BioNTech Yönetim Kurulu Başkanı Uğur Şahin ise aşıları yenilemek ve üçüncü doza ihtiyaç duyulması söz konusu olduğunda hazırlıklı olmak açısından, Delta Varyantı da dahil olmak üzere koronavirüsün yeni varyantlarına karşı güncel verilerin takip edildiğini ve aşının etkinliğinin sürekli olarak analiz edildiğini söyledi. Şahin, “Üçüncü doz aşının bağışıklığı yenilemek için yüksek bir değere sahip olabileceğini varsayıyorum. Ancak, takviye aşılamanın ne zaman ve ne sıklıkta gerekli olacağını henüz bilmiyoruz.” dedi. 

Bu yıl Pfizer ile birlikte 3 milyar doz aşı üretmeyi planlayan BioNTech, aşıların yarısını kendileri üretmeyi planladıklarını dile getirdi. 

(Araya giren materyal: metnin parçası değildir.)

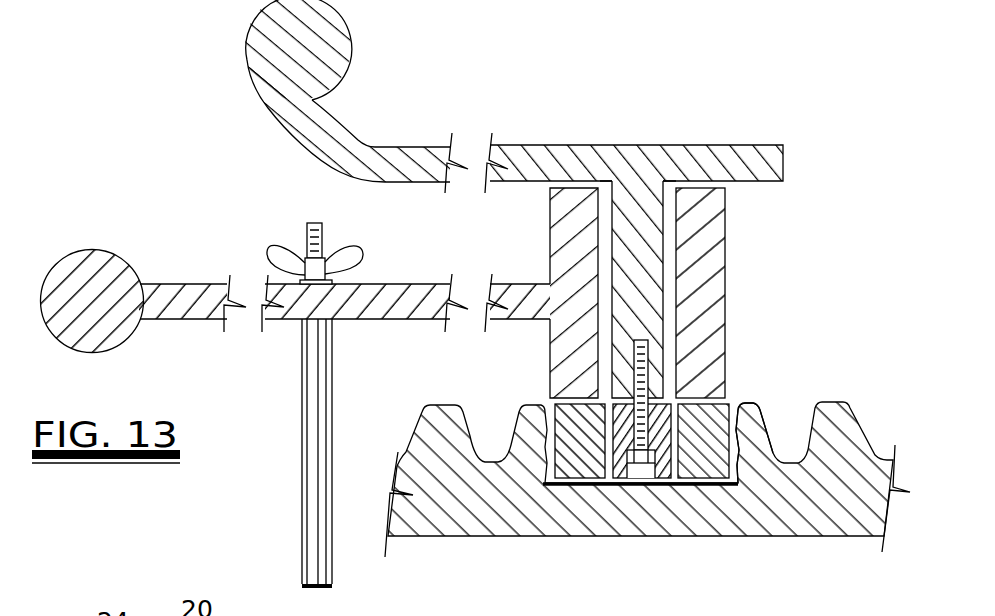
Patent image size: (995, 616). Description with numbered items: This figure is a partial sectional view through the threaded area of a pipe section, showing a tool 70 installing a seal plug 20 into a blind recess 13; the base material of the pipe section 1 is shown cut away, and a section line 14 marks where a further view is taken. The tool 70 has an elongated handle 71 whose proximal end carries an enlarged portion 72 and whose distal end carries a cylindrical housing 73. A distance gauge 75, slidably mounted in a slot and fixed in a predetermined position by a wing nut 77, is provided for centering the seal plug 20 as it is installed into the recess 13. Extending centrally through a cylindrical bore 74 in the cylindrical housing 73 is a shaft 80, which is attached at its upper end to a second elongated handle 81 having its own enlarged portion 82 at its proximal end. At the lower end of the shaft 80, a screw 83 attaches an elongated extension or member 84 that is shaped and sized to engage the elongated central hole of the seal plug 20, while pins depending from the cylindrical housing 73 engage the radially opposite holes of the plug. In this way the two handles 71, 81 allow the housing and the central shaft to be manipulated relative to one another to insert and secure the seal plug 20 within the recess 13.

The base 1 is at (470, 517).
The recess 13 is at (563, 480).
The section line 14 is at (635, 115).
The seal plug 20 is at (700, 433).
The tool 70 is at (765, 281).
The elongated handle 71 is at (295, 316).
The enlarged portion 72 is at (122, 277).
The cylindrical housing 73 is at (705, 350).
The cylindrical bore 74 is at (672, 214).
The distance gauge 75 is at (317, 485).
The wing nut 77 is at (347, 253).
The shaft 80 is at (645, 295).
The elongated handle 81 is at (355, 157).
The enlarged portion 82 is at (288, 50).
The screw 83 is at (645, 463).
The elongated extension or member 84 is at (665, 470).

Şahin, Delta Varyantına karşı BioNTech etkinliği konusundaki açıklamasında ise varyantın aşılamadan sonra bağışıklığın azaldığı dönemde ortaya çıktığını vurguladı.

Çalışmalar, iki doz Moderna veya tek doz Johnson&Johnson aşını içermiyordu.

Sonuç olarak, ülkeler Delta Varyantına karşı kendilerini korumaya çalışırken veya bu varyantı atlatmaya çalışırken, araştırmacılar daha da büyük tehditlere dikkat edilmesi gerektiğini söylüyor. Danimarka, Aalborg Üniversitesi’nden Biyoinformatikçi Mads Albertsen, "Çoğu insanın endişe duyduğu şey, sonraki varyantlardır - aşılara gerçekten meydan okuyabilecek varyantları görüp göremeyecek miyiz?" diyor.